Hamburg. Abendblatt-Kolumnist Hajo Schumacher entdeckt in Kämpfen von Politikern einige Parallelen zum Boxen. Roh, offen und transparent.

Vor 50 Jahren durfte ich Knirps ausnahmsweise nachts vor den Fernseher. Nein, nicht wegen der Mondlandung, die war zwei Jahre zuvor, sondern für etwas sehr Irdisches: den Kampf des Jahrhunderts, Muhammad Ali gegen Joe Frazier, im Madison Square Garden.

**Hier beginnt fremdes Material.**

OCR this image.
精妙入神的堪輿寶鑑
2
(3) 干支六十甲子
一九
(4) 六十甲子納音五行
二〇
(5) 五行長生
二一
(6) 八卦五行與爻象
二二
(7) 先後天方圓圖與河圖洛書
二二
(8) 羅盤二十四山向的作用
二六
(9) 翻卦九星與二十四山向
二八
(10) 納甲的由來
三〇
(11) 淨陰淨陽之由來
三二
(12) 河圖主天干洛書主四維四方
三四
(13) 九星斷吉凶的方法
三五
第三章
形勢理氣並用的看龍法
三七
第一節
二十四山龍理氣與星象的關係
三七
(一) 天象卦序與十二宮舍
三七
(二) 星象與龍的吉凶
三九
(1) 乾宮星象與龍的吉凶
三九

Eigentlich bescheuert: Zwei hauen sich so lange aufs Maul, bis einer nicht mehr kann, die Welt schaut zu, und hinterher vertragen sich die beiden wieder, halbwegs.

Politik ist wie Boxen. Die einen halten die Duelle dort für sinnlose Gewalt, die anderen für eine archaische Kunstform. Finten, Tänzeln, Lauern, unbändige Kraft, rockyhaftes Einstecken, großes Theater. Künstliche Intelligenz hin, Achtsamkeit her – das menschliche Miteinander gipfelt immer wieder im Duell, ob mittags auf der Dorfstraße, über 100  Meter bei Olympia oder eben bei der Kanzlerkandidatur der Union.

Parteichefs kämpfen um denselben Posten

Der kulturelle Vorteil der Demokratie gegenüber der Steinzeit besteht darin, dass der Mensch nicht dreimal täglich um sein Leben kämpft. Im Rechtsstaat befiehlt normalerweise die Stärkere dem Untergebenen. Was aber, wenn es keine Regeln gibt und zwei nahezu gleich starke Parteichefs und Ministerpräsidenten auf denselben Posten wollen? Dann ab in den Ring, um Mehrheiten zu gewinnen, in Umfragen, der Fraktion, den Medien und hinter den Kulissen, wo teure Bündnisse geschlossen werden. Polit-Boxen halt.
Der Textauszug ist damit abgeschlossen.